In the past, police and prosecutors have regarded women as victims. Certainly, the religion’s teachings leave little room for women and girls to make their own decisions. As Esther Palmer said when she testified against her brother, James Oler, at the removal trial, unquestioning obedience to husbands, fathers, church leaders and the prophet is the primary lesson for girls.

Two NDP MPs — Murray Rankin and Wayne Stetski, whose riding includes Bountiful — plan to raise the issue of an amnesty both in meetings with B.C. Attorney-General David Eby and the parliamentary committee that is debating Bill C-75, which amends the Criminal Code including the sections on polygamy, forced marriage, under-age marriage and “pretending to solemnize a marriage.”
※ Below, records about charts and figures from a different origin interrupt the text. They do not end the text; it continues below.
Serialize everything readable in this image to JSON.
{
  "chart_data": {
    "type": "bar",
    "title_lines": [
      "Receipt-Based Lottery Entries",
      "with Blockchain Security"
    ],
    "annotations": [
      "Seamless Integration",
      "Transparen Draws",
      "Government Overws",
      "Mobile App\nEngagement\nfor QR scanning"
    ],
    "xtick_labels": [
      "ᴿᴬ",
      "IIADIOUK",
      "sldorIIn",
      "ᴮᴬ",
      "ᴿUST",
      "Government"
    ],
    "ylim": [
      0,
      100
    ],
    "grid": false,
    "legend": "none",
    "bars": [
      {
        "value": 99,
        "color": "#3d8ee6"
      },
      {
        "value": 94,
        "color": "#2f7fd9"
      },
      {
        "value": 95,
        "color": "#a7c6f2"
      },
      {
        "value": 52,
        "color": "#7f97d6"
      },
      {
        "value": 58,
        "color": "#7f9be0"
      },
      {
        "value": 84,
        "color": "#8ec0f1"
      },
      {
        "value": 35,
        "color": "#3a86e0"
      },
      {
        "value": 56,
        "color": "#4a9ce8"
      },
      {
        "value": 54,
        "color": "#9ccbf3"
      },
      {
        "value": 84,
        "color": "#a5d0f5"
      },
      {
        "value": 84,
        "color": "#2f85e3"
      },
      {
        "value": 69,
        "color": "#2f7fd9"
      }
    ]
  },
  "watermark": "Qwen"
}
If approved, all of those sections would continue to be considered as indictable offences with a maximum penalty of up to five years in prison. But they would also allow for summary convictions, which have maximum of only six months in jail and/or a fine of not more than $5,000.

While those amendments might provide some comfort to polygamists and their families — both those leaving and remaining — it may prove anathema to many British Columbians who have fought for years to try to protect Bountiful’s women and children from polygamy’s harms.